Automated Root Cause AnalysisPosted: February 5, 2010
I’ve ran into multiple products that claim to offer automated root cause analysis, so don’t think that I’m ranting against a specific product or vendor. I have a problem with the concept.
The problem these products are trying to solve: IT staff spend much of their time trying to troubleshoot issues. Essentially finding the cause of effects they don’t like. What is causing high response times on this report? What is causing the lower disk throughputs?
If we can somehow automate the task of finding a cause for a problem, we’ll have a much more efficient IT department.
The idea that troubleshooting can be automated is rather seductive. I’d love to have a “What is causing this issue” button. My problem is with the way those vendors go about solving this issue.
Most of them use variations of a very similar technique:
All these vendors already have monitoring software, so they usually know when there is a problem. They also know of many other things that happen at the same time. So if their software detects that response time go up, it can look at disk throughput, DB cpu, swap, load average, number of connections, etc etc.

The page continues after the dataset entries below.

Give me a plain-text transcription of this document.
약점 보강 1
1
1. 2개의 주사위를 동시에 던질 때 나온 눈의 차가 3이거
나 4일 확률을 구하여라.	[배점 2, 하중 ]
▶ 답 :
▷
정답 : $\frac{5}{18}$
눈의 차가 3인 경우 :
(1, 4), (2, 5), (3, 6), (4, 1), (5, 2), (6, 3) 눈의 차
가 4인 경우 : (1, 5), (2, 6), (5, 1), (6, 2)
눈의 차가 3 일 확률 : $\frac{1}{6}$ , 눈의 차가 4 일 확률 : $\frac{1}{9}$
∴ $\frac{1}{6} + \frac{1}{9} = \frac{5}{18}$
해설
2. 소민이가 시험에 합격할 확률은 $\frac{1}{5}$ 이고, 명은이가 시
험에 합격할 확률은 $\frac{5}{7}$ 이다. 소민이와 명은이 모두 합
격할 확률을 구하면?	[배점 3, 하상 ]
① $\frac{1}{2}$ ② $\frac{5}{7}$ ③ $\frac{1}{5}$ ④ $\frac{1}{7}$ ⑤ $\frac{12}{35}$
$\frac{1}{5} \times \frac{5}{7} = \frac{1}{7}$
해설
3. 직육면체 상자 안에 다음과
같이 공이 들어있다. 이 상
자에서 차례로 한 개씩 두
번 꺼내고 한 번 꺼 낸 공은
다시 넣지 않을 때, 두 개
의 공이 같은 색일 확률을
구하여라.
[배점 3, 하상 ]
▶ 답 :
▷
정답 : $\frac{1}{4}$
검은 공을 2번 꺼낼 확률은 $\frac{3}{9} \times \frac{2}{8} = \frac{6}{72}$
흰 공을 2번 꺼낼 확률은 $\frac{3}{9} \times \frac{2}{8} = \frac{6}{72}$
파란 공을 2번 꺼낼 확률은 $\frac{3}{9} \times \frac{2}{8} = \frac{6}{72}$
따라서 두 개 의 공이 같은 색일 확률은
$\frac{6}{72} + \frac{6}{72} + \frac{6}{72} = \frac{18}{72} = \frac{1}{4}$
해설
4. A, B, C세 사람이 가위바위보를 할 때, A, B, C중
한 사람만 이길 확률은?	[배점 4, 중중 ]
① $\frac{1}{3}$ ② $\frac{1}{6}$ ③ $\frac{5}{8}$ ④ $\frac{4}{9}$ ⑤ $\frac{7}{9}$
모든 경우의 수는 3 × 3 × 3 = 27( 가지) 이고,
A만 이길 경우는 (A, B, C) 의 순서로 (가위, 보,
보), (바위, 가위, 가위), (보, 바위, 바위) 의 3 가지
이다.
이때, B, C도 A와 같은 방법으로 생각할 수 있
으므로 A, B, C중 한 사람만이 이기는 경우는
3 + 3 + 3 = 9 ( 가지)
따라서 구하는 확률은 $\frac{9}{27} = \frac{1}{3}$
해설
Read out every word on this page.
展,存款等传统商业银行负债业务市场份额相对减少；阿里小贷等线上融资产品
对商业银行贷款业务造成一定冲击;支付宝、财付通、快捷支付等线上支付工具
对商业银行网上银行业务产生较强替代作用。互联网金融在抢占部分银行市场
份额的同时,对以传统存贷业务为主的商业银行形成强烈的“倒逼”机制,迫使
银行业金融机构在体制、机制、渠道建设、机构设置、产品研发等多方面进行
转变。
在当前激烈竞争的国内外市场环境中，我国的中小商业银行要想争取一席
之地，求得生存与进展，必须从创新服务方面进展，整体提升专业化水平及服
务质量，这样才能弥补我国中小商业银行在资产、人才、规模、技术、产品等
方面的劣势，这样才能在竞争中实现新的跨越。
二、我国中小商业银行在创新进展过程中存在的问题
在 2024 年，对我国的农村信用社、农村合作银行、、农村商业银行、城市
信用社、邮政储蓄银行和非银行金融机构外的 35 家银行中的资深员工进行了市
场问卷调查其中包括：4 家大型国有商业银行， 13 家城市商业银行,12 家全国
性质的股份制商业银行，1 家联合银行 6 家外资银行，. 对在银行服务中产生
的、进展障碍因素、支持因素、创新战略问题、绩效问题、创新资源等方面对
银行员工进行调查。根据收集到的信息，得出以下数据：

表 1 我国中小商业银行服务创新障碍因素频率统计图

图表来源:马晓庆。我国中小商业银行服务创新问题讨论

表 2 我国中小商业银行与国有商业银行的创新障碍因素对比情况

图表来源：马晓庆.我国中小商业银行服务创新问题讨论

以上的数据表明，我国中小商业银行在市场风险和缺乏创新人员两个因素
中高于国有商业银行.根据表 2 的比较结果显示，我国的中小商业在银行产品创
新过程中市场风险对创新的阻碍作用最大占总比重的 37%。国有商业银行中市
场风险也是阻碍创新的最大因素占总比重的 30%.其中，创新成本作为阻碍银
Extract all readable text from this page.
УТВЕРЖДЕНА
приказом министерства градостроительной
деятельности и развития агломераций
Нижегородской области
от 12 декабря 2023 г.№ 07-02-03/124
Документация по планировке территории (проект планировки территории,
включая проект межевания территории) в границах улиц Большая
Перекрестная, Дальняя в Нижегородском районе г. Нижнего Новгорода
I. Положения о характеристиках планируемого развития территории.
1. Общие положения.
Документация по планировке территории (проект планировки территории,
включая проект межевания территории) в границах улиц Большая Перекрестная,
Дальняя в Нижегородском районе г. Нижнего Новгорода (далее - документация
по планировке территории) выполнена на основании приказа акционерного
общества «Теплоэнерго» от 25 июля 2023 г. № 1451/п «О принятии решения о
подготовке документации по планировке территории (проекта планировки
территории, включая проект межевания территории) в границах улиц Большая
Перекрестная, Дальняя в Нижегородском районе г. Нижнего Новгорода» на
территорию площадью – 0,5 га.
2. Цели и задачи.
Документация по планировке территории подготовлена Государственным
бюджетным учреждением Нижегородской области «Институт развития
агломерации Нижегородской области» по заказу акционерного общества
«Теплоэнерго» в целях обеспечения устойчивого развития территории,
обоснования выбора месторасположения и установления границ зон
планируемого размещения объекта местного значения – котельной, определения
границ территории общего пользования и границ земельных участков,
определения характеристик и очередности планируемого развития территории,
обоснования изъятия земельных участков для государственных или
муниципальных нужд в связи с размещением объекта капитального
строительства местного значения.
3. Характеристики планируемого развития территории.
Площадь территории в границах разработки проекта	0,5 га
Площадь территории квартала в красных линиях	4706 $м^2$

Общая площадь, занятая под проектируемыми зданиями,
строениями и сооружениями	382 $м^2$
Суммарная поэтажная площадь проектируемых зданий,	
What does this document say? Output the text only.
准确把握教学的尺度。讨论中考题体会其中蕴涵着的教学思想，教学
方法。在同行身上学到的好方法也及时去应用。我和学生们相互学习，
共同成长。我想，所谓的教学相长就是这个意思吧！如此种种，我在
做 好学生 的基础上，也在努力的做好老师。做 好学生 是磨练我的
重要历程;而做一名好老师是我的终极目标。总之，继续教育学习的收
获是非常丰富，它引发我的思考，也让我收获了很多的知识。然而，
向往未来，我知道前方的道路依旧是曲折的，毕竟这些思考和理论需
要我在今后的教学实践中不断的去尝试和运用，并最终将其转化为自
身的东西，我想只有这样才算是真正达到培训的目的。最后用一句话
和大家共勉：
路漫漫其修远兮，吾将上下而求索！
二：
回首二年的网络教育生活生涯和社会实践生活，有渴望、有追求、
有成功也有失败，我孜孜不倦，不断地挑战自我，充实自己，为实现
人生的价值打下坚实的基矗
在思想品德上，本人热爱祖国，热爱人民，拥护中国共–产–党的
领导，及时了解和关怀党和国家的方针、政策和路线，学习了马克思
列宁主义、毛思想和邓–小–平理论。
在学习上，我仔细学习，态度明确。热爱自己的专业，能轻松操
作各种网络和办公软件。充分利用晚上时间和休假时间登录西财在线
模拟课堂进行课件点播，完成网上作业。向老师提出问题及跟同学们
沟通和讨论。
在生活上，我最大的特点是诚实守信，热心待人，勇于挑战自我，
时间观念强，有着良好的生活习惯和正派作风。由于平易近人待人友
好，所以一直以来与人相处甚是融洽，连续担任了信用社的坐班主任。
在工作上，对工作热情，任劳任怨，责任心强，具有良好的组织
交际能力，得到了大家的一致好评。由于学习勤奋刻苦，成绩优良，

When they see that CPU goes up together with response times – Tada! Root cause found!
First problem with this approach: You can’t look at correlation and declare that you found a cause. Enough said.
Second problem: If you collect so much data (and often these systems have millions of measurements) you will find many correlation by pure chance, in addition to some correlations that do indicate a common issue.
What these vendors do is ignore all the false findings and present the real problems found at a conference as proof that their method works. Also, you can’t reduce the rate of false-findings without losing the rate of finding real issues as well.
Note that I’m not talking about tools like Tanel Poder visualization tool. Tools which makes it easier for the DBA to look at large amounts of data and using our brain’s built in pattern matcher to find correlations. I support any tool that assists me in applying my knowledge to large sets of data at once.
I have a problem with tools that use statistical correlation as a replacement to applying knowledge. It can’t be done.
Here’s the kind of tool I’d like to see:
Suppose your monitoring tool will give you the ability to visually browse, filter and explore all that data you collect in ways that help you troubleshoot. The tool will remember the things you looked at and the steps you took. After you solve the problem, you can upload the problem description and your debug process to a website. You can even mark away the dead-ends of the investigation.
Now you can go to that website and see that for problem X, 90% of the DBAs started by looking at v$sesstat and 10% ran trace. Maybe you can even have a friend network, so you can see that in this case Fuad looked at disk utilization first while Iggy checked how much redo is written each hour.
If you are not into sharing, you can still browse your own past problems and solutions for ideas that might have slipped your mind.
I think that a troubleshooting tool combined with “collective wisdom” site can assist experienced DBAs and improve the learning curve for junior DBAs without pretending to automate away knowledge and experience.